Can the demo run successfully on your end? If so, could you please share your environment with me so that I can try to get the correct results :)

hp-l33 commented 6 days ago

Dear @hp-l33 ,

I have tried this triton implementation but it seems that there are some issues. I encounter nan when running the LinFusion demo. Specifically, I use the following codes to check whether the outputs of the torch and triton implementations match. It seems that there are some gaps:

            z = query @ key.mean(dim=-2, keepdim=True).transpose(-2, -1) + 1e-6
            kv = (key.transpose(-2, -1) * (sequence_length**-0.5)) @ (
                value * (sequence_length**-0.5)
            )
            hidden_states_ = query @ kv / z

            query, key, value = map(lambda x: rearrange(x, '(b h) l d -> b h l d', h=self.heads), [query, key, value])

            hidden_states = linear_attention(query, key, value)

            hidden_states = rearrange(hidden_states, 'b h l d -> (b h) l d')
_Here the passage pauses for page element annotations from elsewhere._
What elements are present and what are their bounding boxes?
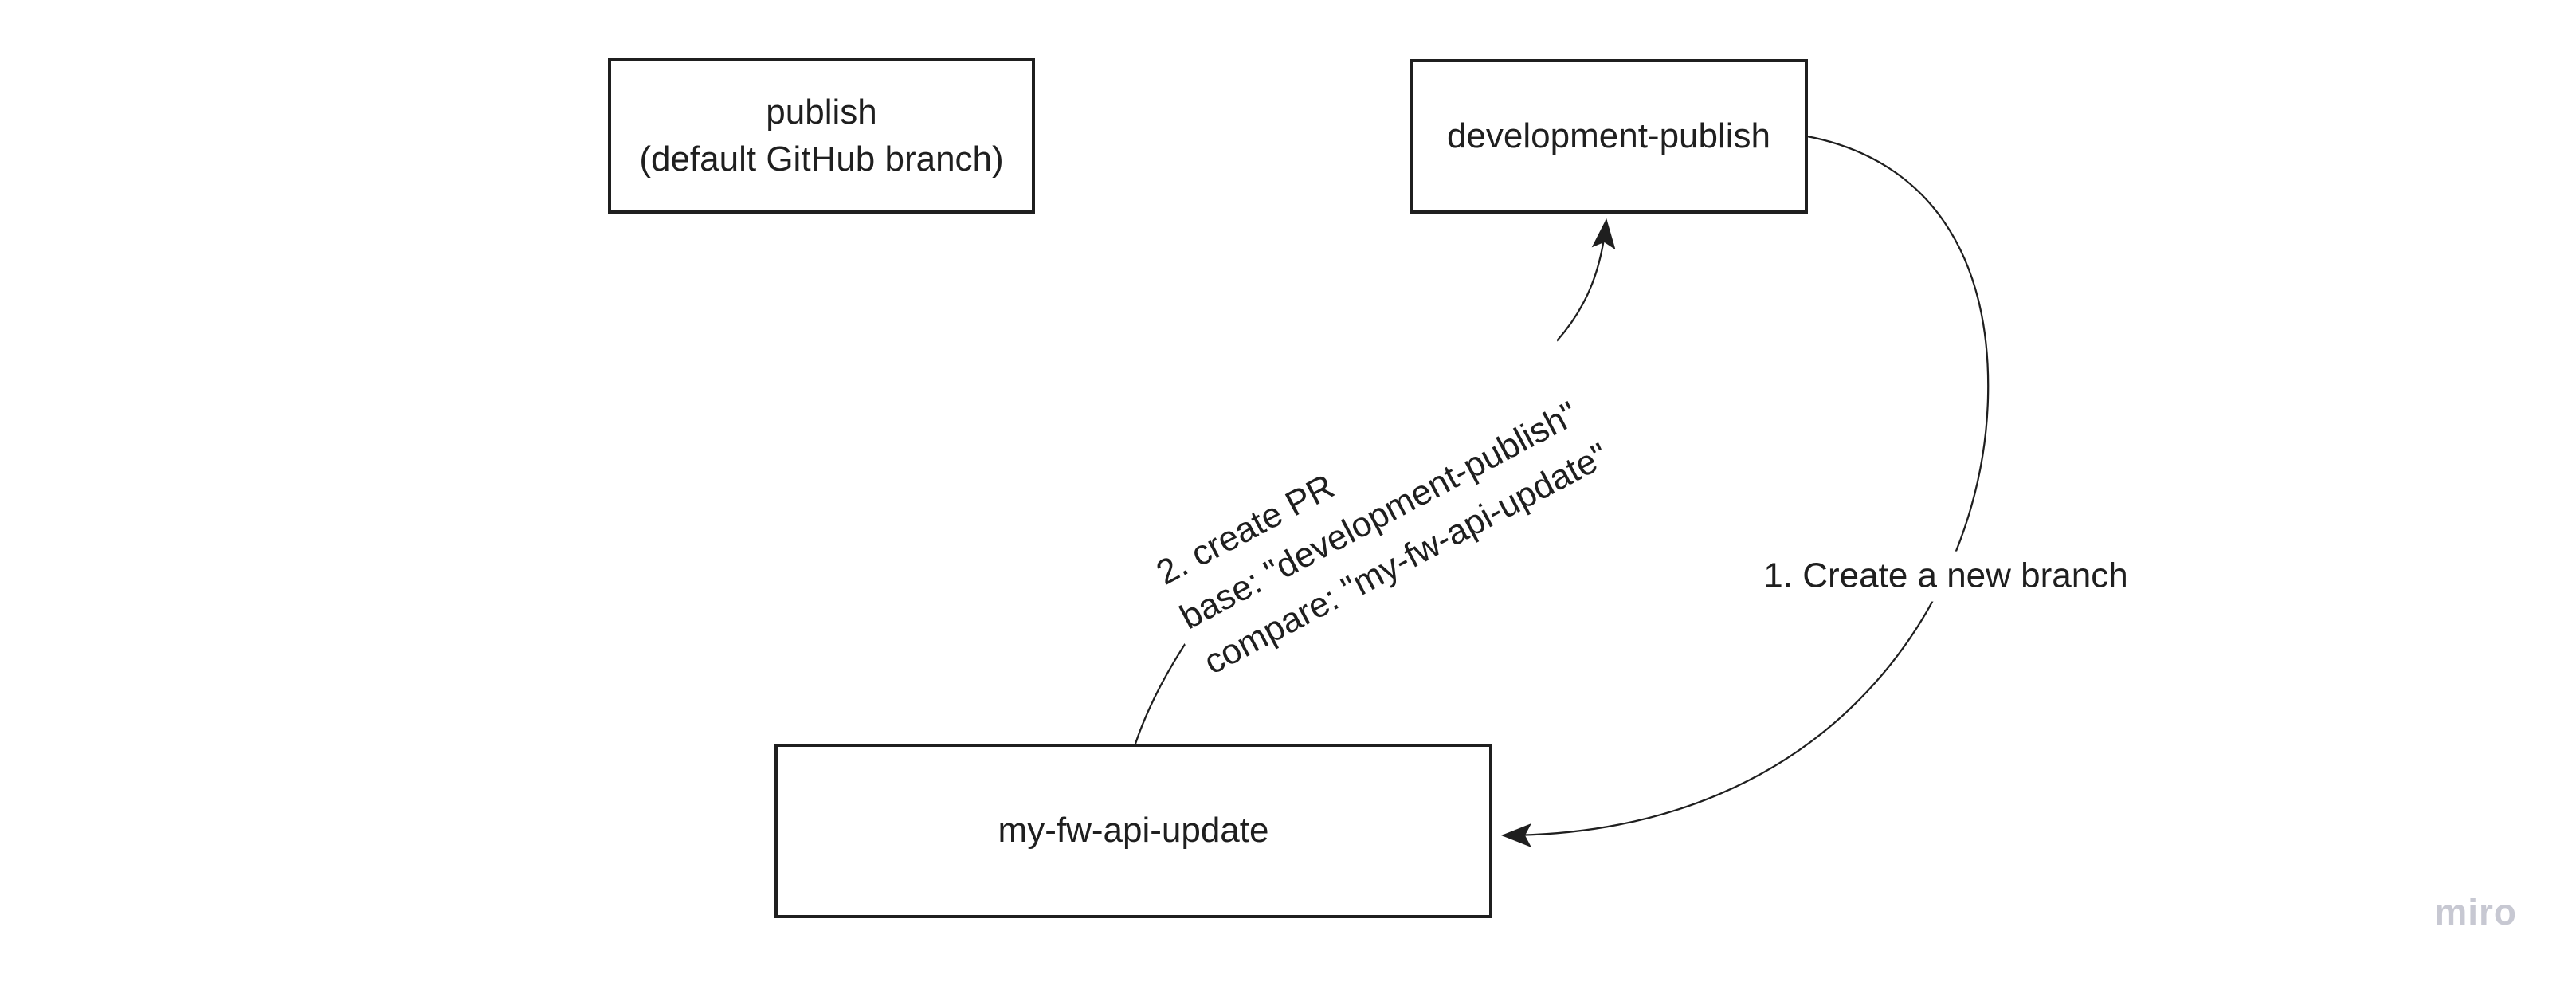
shape-my-fw-api-update-branch[interactable]: my-fw-api-update xyxy=(774,744,1492,918)
shape-development-publish-branch[interactable]: development-publish xyxy=(1410,59,1808,214)
shape-development-publish-label: development-publish xyxy=(1446,116,1771,155)
connector-label-create-branch[interactable]: 1. Create a new branch xyxy=(1755,551,2136,602)
shape-my-fw-api-update-label: my-fw-api-update xyxy=(998,811,1269,850)
connector-create-branch-curve[interactable] xyxy=(1501,135,1990,847)
shape-publish-label: publish (default GitHub branch) xyxy=(639,92,1004,179)
shape-publish-branch[interactable]: publish (default GitHub branch) xyxy=(608,58,1035,214)
miro-logo[interactable]: miro xyxy=(2434,891,2517,933)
            print(torch.max(torch.abs(hidden_states - hidden_states_)))

Can the demo run successfully on your end? If so, could you please share your environment with me so that I can try to get the correct results :)
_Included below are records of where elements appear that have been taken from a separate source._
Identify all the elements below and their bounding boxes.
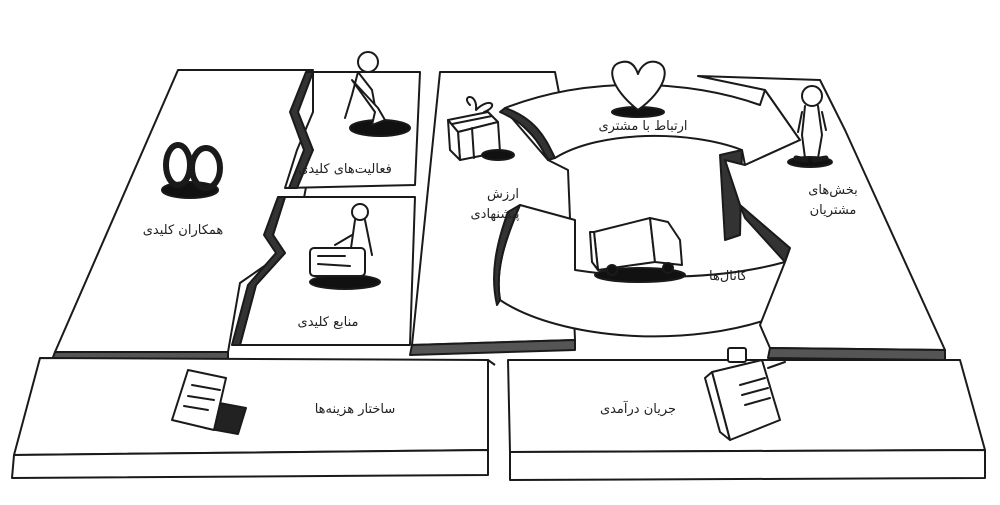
digging-person-icon [344, 51, 411, 137]
cost-structure-label: ساختار هزینه‌ها [314, 402, 396, 417]
person-with-box-icon [309, 203, 381, 290]
customer-relationships-label: ارتباط با مشتری [598, 119, 688, 134]
customer-segments-label-line2: مشتریان [809, 203, 857, 218]
truck-icon [589, 217, 686, 283]
cash-register-icon [704, 347, 786, 441]
rings-icon [161, 142, 223, 199]
key-resources-label: منابع کلیدی [297, 315, 359, 330]
revenue-streams-label: جریان درآمدی [599, 402, 677, 417]
value-propositions-label-line2: پیشنهادی [470, 207, 520, 222]
customer-segments-label-line1: بخش‌های [808, 183, 858, 198]
heart-icon [611, 60, 666, 118]
gift-box-icon [447, 96, 515, 161]
standing-person-icon [787, 85, 833, 168]
key-activities-label: فعالیت‌های کلیدی [298, 162, 392, 177]
value-propositions-label-line1: ارزش [486, 187, 520, 202]
customer-segments-block [697, 75, 946, 361]
key-partners-label: همکاران کلیدی [142, 223, 224, 238]
channels-label: کانال‌ها [709, 269, 747, 284]
receipt-icon [171, 369, 247, 435]
cost-structure-block [11, 357, 496, 479]
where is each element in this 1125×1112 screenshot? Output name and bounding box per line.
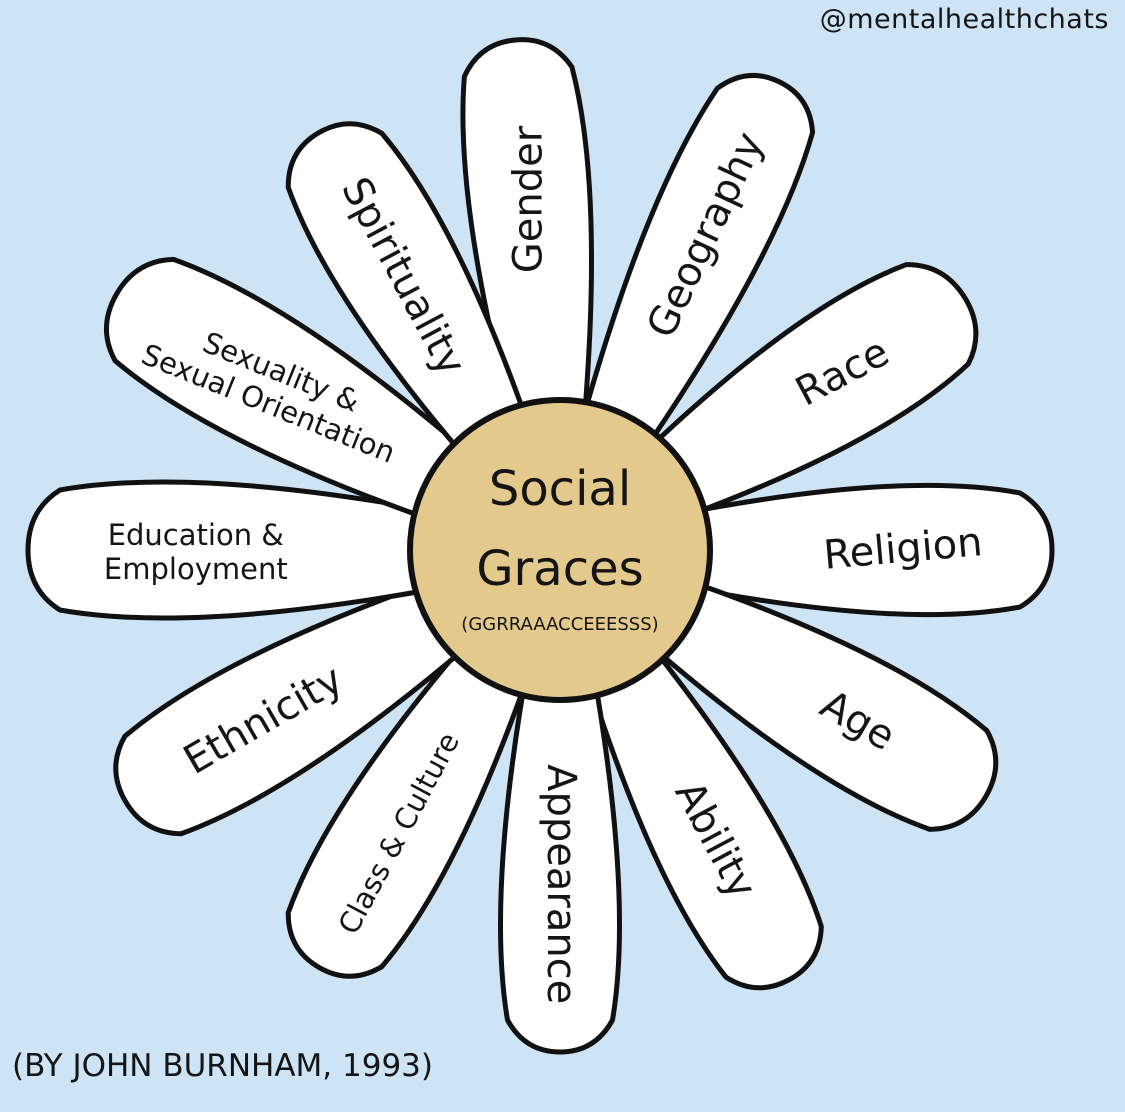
petal-label-line: Appearance (538, 764, 584, 1004)
petal-ethnicity (113, 572, 485, 837)
center-acronym: (GGRRAAACCEEESSS) (461, 614, 658, 635)
petal-appearance (498, 657, 622, 1055)
petal-geography (574, 72, 816, 467)
petal-race (631, 262, 979, 525)
petal-sexuality (103, 256, 486, 529)
petal-education-employment (25, 479, 453, 621)
center-title-line1: Social (489, 461, 631, 517)
petal-label-appearance: Appearance (538, 764, 584, 1004)
petal-age (634, 572, 999, 832)
petal-label-education-employment: Education &Employment (104, 518, 288, 586)
center-title-line2: Graces (476, 541, 643, 597)
petal-label-line: Gender (505, 125, 551, 273)
credit-line: (BY JOHN BURNHAM, 1993) (12, 1048, 433, 1084)
petal-label-line: Education & (108, 518, 284, 552)
petal-spirituality (285, 121, 537, 475)
petal-label-line: Employment (104, 552, 288, 586)
petal-label-gender: Gender (505, 125, 551, 273)
petal-class-culture (285, 625, 537, 979)
author-handle: @mentalhealthchats (819, 4, 1109, 35)
petal-religion (667, 482, 1055, 618)
petal-ability (580, 628, 824, 991)
center-disc (407, 397, 713, 703)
Hi, I tested with a demo yesterday and got the expected results. However, after the latest update today (with autotune support), a gap has appeared between torch and triton forward. I will roll back to the previous version and fix the bug as soon as possible.

hp-l33 commented 6 days ago

My torch version is 2.4, triton is 3.0, and the versions of other necessary libraries are consistent with LinFusion.

Huage001 commented 6 days ago

Dear @hp-l33 ,

Thanks for the prompt reply! Indeed, the problem has been solved. I have update the news in README and will update codes later. Best wishes for your future development!

hp-l33 commented 5 days ago

Dear @hp-l33 ,

Thanks for the prompt reply! Indeed, the problem has been solved. I have update the news in README and will update codes later. Best wishes for your future development!

Dear @Huage001, Thank you for your kind words and for recognizing my work. Best wishes!